God certainly loves to give His children good things [James 1:17]. But sometimes God will give us something that is bad for us out of His love for us. He does this to teach us that we are better off without such a thing and to also teach us that He knows best: we should listen to His advice.
God only wants the best for us [Jeremiah 29:11; John 10:10; 3 John:1-2]. And He will constantly try to give it to us. But if we’re not wise enough to take it He won’t force it on us. Instead, He’ll give us what we think we want thereby providing us the regretful opportunity to learn the hard way that what we wanted wasn’t really as good as we thought it would be.
Wise people think their ideas through [Luke 14:28-32]. They look at the pros and cons. If the cons outweigh the pros, they wisely decide not to move forward. Only a fool would continue with a plan that was destined to fail.

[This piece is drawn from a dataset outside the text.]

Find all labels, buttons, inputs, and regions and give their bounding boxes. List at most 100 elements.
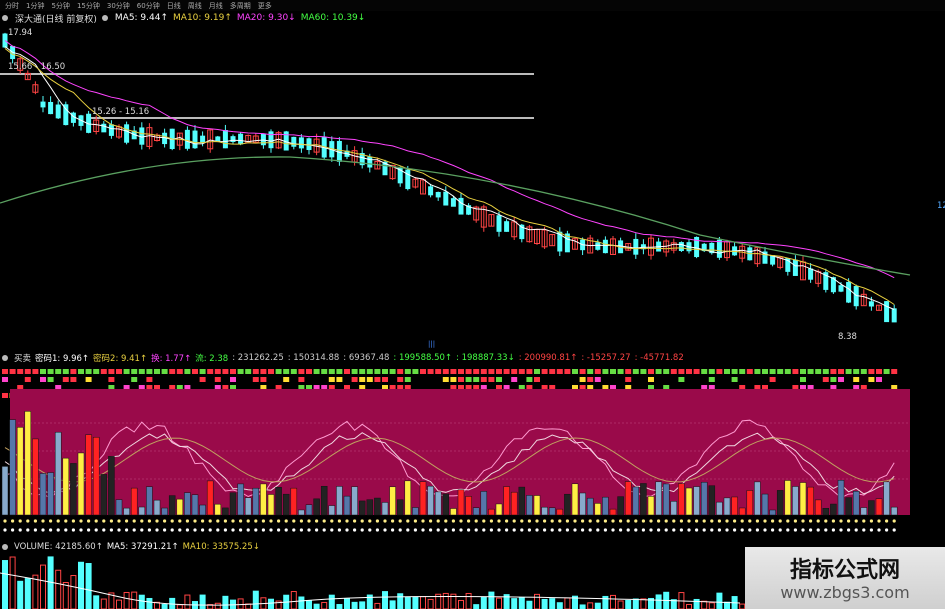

Sometimes we have our heart set on something and are so enamored with the idea that we don’t see the pitfalls in front of us. It is at times like this that we need the counsel of someone who knows more than we do and who is not so emotionally attached to the situation.
Wise people are humble. They realize they may not have all the answers. So they seek out and heed the advice of those who know more than they [Proverbs 12:15; 19:20; 14:16; 1:5; 1:20-23 et. al].
And there is no wiser counsel than God [Psalm 119:105; Proverbs 1:7 et. al]. God gave Israel the advice they needed to hear. But they ignored it, thinking they knew better. So God let them have their way.
There was no more need for discussion so Samuel sent every man back to his own city. Israel was going to get their king. And they were going to regret it.